SLAs are an integral part of an IT provider contract. An SLA gathers information on all contractual services and their expected reliability in a single document. They clearly state metrics, responsibilities, and expectations, so that no party can invoke ignorance in case of problems with the service. It ensures that both parties have the same understanding of the requirements. The main point is to create a new layer on the network, cloud or SOA middleware, capable of creating a negotiation mechanism between service providers and consumers. For example, the EU-funded Framework 7 research project SLA@SOI[12], which investigates aspects of multi-tier, multi-vendor SLAs within service-oriented infrastructure and cloud computing, while another EU-funded project, VISION Cloud,[13] has delivered results for content-oriented ASAs. Most SLAs start with standard service levels provided by the vendor and that are vendor-first. These should be seen as a good starting point for negotiations and should not be considered non-negotiable, regardless of the initial state of the supplier. Note that service level requests that are outside of the provider`s normal service level metrics may result in additional costs or charges. This is usually the case for providers that offer a standardized service to multiple customers, such as.B. Cloud-based service providers. Choose measures that motivate good behavior.
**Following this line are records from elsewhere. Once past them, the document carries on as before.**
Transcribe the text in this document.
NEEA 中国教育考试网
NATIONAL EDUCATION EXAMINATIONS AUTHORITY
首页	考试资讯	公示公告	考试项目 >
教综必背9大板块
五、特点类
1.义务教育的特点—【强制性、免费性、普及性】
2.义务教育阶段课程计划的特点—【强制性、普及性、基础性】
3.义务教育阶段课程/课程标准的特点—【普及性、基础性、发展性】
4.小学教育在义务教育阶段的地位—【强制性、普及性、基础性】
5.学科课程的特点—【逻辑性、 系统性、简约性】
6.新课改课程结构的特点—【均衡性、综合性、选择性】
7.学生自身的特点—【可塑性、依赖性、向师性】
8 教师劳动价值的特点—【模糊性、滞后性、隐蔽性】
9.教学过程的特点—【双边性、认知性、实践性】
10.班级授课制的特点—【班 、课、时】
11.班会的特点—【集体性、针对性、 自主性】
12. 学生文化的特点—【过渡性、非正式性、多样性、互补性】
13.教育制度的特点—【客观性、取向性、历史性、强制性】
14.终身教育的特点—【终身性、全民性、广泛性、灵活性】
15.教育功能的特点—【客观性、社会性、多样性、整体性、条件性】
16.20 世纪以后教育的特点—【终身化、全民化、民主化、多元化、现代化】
The first objective of each metric is to motivate the appropriate behavior on behalf of the customer and the service provider. Each part of the relationship will strive to optimize its actions to achieve the performance goals set by the metrics. Focus first on the behavior you want to motivate. Then test your metrics by placing yourself on the other side instead. How would you optimize your performance? Does this optimization support the initially desired results? Many practitioners who run a shared service do not have formal agreements to control their relationships with their clients, especially when it comes to internal/captive services. Others rely on service level agreements to manage the customer relationship. And while this may have been reasonable, even appropriate, in the early years of shared services transaction, current models have evolved and SLAs need to evolve.